Nach 11 Wochen Belagerung ist es in Shingal noch immer zu keiner ernsthaften Intervention der kurdischen Peshmerga-Armee gekommen, die seit Wochen eine Offensive angekündigt hatten. In den vergangenen drei Wochen wurde erbittert um den Versorgungskorridor von der Pilgerstätte Sherfedin zur syrischen Grenze im Norden gekämpft. Klar war zu diesem Zeitpunkt, dass ein Verlust der Versorgungsroute erhebliche Probleme und eine weitere Verschärfung der Gesamtsituation in Shingal mit sich bringen wird. Wenige Kilometer in Rabia stationierte Peshmerga-Einheiten, die von der Volksverteidigungseinheit der YPG und der Goldenen Division der irakischen Streitkräfte unterstützt werden, griffen dennoch nicht ein. Wenige Tage zuvor kündigte Masrour Barzanî, Peshmerga-Befehlshaber und Sohn des Präsidenten Mesûd Barzanî, großspurig an, alles für die Verteidigung der Êzîden zu unternehmen und in Shingal einzumarschieren.

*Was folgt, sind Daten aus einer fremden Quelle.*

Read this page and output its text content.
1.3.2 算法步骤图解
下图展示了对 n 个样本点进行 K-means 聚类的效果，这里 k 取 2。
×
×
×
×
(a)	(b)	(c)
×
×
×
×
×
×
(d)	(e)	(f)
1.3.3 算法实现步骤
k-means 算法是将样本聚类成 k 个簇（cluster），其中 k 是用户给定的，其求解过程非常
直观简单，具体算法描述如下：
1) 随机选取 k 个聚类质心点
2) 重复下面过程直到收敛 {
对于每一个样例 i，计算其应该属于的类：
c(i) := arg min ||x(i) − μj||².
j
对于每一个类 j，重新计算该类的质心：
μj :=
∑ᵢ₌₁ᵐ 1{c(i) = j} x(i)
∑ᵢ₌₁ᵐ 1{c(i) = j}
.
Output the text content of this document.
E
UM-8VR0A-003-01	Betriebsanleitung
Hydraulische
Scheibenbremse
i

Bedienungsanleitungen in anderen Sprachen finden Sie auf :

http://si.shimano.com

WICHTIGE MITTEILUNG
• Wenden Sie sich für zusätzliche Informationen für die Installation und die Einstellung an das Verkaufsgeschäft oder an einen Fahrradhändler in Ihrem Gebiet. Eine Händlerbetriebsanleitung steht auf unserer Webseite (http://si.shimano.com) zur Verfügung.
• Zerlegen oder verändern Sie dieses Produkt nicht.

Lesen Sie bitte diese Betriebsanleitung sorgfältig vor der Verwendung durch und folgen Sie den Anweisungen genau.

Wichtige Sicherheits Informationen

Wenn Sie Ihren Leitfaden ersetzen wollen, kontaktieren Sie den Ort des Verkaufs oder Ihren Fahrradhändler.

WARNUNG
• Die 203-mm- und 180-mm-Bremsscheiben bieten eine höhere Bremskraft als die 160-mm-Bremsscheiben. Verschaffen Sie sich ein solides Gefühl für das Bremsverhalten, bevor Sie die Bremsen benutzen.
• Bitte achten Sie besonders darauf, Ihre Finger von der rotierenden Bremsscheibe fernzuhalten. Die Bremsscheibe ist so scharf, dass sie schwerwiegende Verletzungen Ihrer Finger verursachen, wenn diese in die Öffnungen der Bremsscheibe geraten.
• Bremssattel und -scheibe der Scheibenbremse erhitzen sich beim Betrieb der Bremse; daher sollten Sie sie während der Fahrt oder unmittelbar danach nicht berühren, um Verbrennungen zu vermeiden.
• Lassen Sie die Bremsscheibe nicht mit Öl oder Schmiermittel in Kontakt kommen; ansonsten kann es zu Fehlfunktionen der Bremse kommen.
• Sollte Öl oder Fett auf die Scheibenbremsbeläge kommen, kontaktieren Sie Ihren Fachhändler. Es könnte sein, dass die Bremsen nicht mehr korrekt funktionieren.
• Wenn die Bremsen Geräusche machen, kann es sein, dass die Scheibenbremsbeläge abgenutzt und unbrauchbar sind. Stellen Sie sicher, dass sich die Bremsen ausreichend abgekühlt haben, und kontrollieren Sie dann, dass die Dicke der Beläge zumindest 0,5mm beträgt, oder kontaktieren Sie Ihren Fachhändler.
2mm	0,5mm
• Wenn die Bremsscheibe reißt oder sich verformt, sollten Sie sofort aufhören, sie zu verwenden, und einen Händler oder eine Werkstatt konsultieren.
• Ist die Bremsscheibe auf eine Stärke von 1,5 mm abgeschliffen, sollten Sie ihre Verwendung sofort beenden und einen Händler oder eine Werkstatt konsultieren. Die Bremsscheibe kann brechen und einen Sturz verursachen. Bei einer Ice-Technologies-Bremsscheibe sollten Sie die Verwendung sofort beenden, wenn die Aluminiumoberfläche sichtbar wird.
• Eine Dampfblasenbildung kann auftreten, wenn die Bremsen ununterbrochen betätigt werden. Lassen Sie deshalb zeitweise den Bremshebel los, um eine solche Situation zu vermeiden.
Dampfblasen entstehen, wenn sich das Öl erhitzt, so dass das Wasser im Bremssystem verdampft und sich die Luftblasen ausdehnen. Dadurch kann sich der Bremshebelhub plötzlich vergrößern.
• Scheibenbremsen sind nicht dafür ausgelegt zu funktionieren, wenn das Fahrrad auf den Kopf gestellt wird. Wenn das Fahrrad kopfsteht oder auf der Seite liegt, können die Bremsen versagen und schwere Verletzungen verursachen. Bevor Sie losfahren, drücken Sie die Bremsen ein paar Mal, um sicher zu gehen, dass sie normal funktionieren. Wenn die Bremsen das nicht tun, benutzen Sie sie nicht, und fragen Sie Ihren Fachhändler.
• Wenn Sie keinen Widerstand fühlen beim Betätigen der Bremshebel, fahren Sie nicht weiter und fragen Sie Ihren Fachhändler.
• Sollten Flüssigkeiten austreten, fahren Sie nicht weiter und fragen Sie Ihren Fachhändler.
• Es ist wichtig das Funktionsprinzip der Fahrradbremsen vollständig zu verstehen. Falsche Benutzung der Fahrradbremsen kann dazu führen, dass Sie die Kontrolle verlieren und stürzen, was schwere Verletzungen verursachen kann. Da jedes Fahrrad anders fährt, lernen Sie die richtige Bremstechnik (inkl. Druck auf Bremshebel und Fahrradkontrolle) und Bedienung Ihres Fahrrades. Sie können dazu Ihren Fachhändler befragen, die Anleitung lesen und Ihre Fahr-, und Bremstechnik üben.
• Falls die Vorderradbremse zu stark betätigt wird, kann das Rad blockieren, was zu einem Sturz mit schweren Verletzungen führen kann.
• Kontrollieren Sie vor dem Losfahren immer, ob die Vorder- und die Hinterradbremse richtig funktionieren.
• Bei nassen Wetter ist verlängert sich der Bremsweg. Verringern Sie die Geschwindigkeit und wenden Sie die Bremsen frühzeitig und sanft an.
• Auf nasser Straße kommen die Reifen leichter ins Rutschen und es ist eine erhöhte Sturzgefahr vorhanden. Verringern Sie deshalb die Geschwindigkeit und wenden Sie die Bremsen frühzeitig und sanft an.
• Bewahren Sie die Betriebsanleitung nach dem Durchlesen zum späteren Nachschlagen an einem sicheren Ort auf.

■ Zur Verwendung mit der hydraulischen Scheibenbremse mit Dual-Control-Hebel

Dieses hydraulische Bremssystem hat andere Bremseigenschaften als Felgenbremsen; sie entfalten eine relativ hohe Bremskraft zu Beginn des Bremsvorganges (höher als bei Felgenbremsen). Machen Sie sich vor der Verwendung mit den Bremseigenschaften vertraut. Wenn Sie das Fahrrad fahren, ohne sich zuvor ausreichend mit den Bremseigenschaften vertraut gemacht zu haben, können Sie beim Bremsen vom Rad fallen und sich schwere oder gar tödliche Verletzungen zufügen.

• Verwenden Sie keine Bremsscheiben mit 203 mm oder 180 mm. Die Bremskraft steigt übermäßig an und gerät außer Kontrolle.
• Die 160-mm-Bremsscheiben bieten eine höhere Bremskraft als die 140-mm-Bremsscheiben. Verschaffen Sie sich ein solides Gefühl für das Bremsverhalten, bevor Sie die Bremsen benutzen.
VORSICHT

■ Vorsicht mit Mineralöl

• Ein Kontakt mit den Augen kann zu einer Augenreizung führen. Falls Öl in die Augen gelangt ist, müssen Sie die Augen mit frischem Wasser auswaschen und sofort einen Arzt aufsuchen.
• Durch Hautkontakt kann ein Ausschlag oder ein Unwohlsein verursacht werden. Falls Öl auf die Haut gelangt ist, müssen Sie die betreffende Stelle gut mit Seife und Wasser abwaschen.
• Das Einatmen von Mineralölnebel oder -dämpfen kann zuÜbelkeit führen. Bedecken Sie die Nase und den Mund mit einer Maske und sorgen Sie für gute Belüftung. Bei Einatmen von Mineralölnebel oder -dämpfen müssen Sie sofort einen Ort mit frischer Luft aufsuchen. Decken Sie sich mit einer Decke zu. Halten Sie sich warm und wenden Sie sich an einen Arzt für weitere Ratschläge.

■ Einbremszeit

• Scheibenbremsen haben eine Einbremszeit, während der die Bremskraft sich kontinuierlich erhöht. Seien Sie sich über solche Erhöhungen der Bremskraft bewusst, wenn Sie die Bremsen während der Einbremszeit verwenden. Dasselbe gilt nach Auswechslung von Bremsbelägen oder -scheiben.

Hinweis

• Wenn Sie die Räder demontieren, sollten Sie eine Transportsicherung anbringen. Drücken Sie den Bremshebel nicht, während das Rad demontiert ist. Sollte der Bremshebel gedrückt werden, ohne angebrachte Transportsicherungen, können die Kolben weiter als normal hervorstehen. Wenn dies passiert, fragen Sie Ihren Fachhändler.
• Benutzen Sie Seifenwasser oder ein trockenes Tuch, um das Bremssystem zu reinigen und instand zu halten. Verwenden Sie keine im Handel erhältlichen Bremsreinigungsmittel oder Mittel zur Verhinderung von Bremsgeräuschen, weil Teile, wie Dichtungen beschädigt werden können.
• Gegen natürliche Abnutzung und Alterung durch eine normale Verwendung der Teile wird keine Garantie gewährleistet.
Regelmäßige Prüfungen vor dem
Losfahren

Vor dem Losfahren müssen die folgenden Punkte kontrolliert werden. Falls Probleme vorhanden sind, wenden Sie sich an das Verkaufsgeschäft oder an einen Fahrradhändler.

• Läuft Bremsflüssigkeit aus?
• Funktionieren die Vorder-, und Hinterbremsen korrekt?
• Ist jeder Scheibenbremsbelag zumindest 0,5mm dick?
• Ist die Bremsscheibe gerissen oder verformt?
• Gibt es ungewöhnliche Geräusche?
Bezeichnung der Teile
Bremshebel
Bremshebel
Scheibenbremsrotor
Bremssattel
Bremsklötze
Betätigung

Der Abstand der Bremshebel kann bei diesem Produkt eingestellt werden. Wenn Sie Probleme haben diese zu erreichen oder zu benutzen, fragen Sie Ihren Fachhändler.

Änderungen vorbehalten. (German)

Ohne die Peshmerga werden die Êzîden weder in der Lage sein, das belagerte Gebirge und die Pilgerstätte lange zu halten, noch die Region vom IS-Terror zu befreien. Den Großoffensiven der IS-Terroristen haben sie kaum etwas entgegenzusetzen, wie die vergangenen Offensiven gezeigt haben. Vor allem die gepanzerten Fahrzeuge des IS haben die Verteidigungseinheiten in den vergangenen Tagen fast vollständig ins Gebirge zurückgedrängt. Die Widerstandskämpfer daher der „Gnade“ der Terroristen zu überlassen oder darauf zu spekulieren, der IS forciere seine Kräfte an anderen Fronten, sind daher grob fahrlässig. Behauptungen, wonach eine weitere große YPG-Einheit mit 700 Mann Stärke in Shingal eingetroffen sei, entsprechen nicht der Wahrheit. Die blockierten Langwege erlauben nur einen Transport über den Luftweg.

Der heutige Morgen an der Pilgerstätte Sherfedîn begann ruhig. Es liegen jedoch Informationen vor, wonach weitere IS-Einheiten von Tel Afar aus in Richtung des Gebirge marschieren. Auch für heute werden daher schwere Gefechte erwartet, bedroht sind vor allem die Zivilisten im Gebirge.